Se essa faixa é realmente incrível, Standing In The Way Of Control, o disco, não chega perto. Há outros momentos altos, como “Your Mangled Heart” ou “Listen Up”, que seguem algum do mesmo swing mas com menos força. No entanto, não é suficiente para fazer deste um disco obrigatório.
Na verdade, há duas coisas que os Gossip fazem bem, e nenhuma delas é o exercício LP: têm singles incríveis e são uma fenomenal banda ao vivo. Beth Ditto, a vocalista, é uma máquina de palco, tanto pelo seu vozeirão como pela postura de quem quer fazer a festa como se o mundo fosse acabar naquela mesma noite.

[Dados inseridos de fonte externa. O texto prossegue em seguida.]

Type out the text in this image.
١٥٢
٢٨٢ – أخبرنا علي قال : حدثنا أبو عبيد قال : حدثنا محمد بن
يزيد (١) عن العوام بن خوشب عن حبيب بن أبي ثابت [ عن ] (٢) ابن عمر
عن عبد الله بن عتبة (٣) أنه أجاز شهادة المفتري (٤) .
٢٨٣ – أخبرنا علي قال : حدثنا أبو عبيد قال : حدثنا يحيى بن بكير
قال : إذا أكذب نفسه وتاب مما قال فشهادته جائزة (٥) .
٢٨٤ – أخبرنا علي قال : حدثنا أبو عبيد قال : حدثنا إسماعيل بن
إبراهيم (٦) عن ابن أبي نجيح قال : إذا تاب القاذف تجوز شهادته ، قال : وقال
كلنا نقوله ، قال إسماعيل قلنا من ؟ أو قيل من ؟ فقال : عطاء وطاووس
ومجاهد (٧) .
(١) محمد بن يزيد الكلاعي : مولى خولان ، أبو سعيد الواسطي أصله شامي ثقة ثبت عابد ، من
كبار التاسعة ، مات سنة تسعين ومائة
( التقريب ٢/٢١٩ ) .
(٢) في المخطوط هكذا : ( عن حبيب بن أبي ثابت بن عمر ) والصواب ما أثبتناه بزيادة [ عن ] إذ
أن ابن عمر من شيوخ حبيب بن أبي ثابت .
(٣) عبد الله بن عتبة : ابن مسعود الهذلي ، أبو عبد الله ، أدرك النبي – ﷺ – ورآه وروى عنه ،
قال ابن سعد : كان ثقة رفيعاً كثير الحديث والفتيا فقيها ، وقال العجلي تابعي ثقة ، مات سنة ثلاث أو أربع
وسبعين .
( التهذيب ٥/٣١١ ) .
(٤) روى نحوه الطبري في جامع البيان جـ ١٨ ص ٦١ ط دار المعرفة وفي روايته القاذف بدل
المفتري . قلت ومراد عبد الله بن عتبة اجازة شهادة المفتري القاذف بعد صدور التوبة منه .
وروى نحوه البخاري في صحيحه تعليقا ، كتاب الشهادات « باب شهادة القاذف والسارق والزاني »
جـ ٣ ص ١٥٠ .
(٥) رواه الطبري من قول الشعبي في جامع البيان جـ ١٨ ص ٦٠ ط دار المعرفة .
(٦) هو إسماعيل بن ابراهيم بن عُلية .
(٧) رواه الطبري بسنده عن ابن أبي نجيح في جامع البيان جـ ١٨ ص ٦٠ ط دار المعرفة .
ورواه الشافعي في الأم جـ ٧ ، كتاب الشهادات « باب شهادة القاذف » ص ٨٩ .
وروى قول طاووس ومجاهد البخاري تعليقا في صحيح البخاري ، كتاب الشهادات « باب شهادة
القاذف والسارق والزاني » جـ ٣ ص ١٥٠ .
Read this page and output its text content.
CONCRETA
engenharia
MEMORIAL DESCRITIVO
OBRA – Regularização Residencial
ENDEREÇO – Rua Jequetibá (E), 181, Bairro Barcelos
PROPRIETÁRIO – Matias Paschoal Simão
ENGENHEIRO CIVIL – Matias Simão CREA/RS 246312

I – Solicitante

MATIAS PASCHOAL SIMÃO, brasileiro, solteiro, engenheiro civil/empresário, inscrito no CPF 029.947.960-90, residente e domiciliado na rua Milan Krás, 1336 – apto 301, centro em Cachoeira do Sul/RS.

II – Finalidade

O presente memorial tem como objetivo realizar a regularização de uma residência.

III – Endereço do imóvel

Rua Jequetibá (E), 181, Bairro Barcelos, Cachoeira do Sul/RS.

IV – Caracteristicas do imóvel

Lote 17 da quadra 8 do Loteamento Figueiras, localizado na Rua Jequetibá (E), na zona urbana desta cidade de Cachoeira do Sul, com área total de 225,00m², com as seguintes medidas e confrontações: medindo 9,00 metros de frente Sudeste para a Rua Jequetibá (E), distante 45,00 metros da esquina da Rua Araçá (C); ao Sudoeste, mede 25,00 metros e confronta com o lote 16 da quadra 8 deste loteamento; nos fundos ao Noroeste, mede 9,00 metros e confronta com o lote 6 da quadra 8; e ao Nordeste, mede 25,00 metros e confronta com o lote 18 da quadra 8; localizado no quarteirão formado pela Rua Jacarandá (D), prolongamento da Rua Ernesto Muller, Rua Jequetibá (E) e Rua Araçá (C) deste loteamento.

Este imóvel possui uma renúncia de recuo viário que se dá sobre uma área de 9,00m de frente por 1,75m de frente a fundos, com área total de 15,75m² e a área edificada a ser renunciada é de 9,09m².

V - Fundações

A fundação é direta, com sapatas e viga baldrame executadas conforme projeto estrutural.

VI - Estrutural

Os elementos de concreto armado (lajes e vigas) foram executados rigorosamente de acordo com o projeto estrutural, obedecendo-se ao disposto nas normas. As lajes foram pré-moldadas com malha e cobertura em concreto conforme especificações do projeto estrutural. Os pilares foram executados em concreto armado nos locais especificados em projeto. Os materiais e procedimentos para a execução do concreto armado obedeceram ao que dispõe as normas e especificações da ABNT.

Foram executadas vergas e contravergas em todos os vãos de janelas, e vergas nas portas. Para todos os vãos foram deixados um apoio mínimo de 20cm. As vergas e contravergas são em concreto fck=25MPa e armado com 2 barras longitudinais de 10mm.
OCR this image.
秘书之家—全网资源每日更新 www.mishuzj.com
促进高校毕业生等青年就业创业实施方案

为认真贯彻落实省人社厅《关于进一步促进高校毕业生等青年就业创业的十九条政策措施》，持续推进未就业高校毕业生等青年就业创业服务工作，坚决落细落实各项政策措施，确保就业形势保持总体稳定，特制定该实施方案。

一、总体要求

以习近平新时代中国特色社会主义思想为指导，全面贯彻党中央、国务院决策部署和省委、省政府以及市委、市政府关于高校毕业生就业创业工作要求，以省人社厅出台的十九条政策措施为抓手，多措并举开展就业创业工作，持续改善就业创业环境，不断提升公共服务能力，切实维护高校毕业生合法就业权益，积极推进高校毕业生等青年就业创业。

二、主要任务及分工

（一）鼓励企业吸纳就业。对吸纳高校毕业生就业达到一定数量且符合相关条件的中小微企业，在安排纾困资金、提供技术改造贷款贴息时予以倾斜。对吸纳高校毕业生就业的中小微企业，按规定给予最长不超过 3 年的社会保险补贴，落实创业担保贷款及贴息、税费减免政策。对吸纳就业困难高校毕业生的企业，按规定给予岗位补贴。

Os Gossip são um exemplo de um novo mundo inaugurado pela cena indie da primeira década dos anos 2000. Tal como os Rapture ou os LCD Soundsystem, fundem despudoradamente o rock e até o punk com a música de dança, numa mistura explosiva que faz levantar um morto. Por outro lado, a par da fantástica Karen O, dos Yeah Yeah Yeahs, foi mais uma mulher a assumir o centro do palco, algo em que o rock nem sempre foi pródigo. Por último, e não menos importante, o facto de ser uma mulher gorda e assumidamente lésbica (assim como a baterista Hannah Billie) não fez dela uma proscrita nas luzes da ribalta, antes pelo contrário. Viviam-se tempos de abertura, de mistura, de aceitação. Não vindo do submundo de Nova Iorque como muitas das bandas iniciais do indie-rock, os Gossip bem podiam ter nascido desse caldo cultural e social, em que toda a gente era aceite em nome da noite e da diversão, e não apenas os sérios e uniformizados homens brancos rock n rollers do antigamente.
Beth Ditto é agora personalidade de tv, activista e ainda música. Ainda a espalhar a verdade e a festa, como sempre fez.